Indeed the timing is such that it's hard to discount some sort of Kremlin coordination, even if it's impossible to prove, and Woodcock argues that such cyber assaults have become a tool of Russian political leadership. As the attacks' political intentions became more specific, he notes, the operations have grown more complex. In addition to targeting Georgian government and media Web sites, Russian hackers brought down the Russian newspaper Skandaly.ru, apparently for expressing some pro-Georgian sentiment. "This was the first time that they ever attacked an internal and an external target as part of the same attack," he says.
Fighting back is tough. When Russian hackers made a name for themselves last year by bringing down the Web site of the Estonian parliament along with the sites of banks, ministries and newspapers, Estonian Foreign Minister Urmas Paet immediately accused the Kremlin of backing the attacks. But he was unable to produce evidence supporting his claims. Putin eventually named a suspect, or scapegoat, within his government. As Russian hackers waged a similar assault on Georgian sites over the past few weeks, Estonia—one of Europe's most wired countries—offered its better-defended servers to host many Georgian government Web sites. Lithuania and Poland have stepped up as well, prompting some excited bloggers to suggest that this is a digital Sarajevo, akin to the events of August 1914, the start of the first Internet world war. Certainly that's exaggerated, but the mutual defense going on in cyberspace shows that these nations take the Russian threat to their online infrastructure seriously.

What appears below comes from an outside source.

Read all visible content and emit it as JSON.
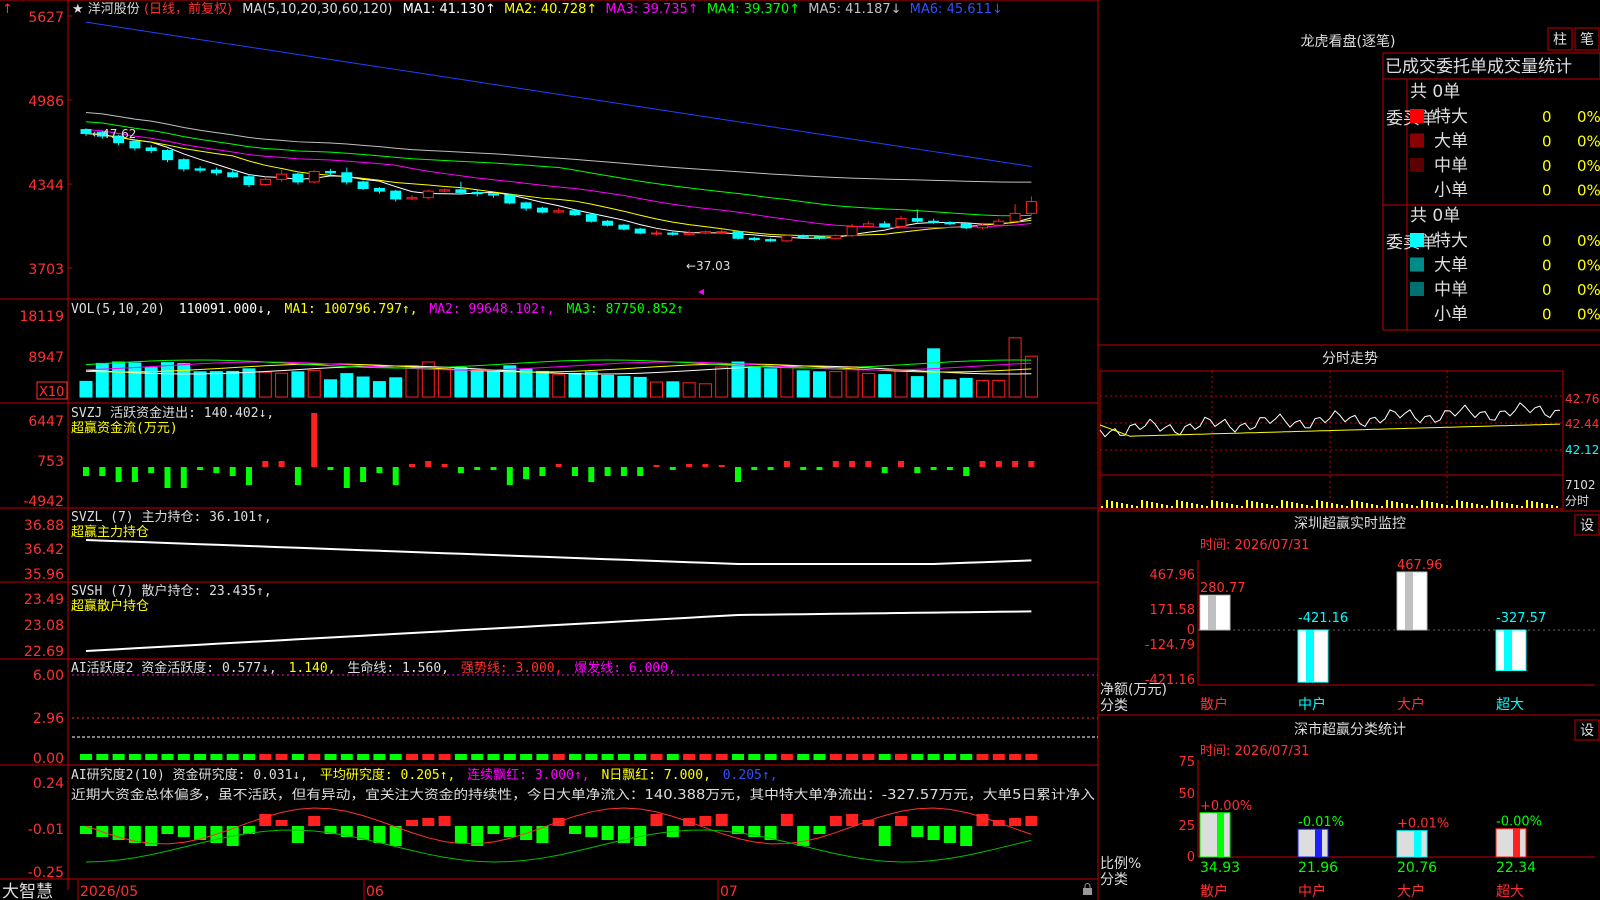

Still, the nature of the Internet is such that it is almost impossible to respond quickly enough. The government doesn't maintain its own botnets—large networks of zombified computers standing ready to attack—but can rent one from a crime network, like the Russian Business Network. Then, through state-controlled media, the government can inspire waves of nationalists to amplify the destructive force. "Everybody with a laptop has the responsibility to attack the enemy—and you find out who the enemy is by looking at what the government is saying," Woodcock says.
While no one can say who wrote the malware that was used to cause Georgian servers to crash, it certainly proliferated on Russian Web sites in a user-friendly form. Gary Warner, a cybercrime expert at the University of Alabama at Birmingham, says he found "copies of the attack script" posted in the reader comments section at the bottom of virtually every story in the Russian media that covered the Georgian conflict, complete with instructions on how the script could be used to attack a specific list of Web sites. The efficiency is enough to make Russia's tanks and planes and ships, however deadly, appear downright anachronistic.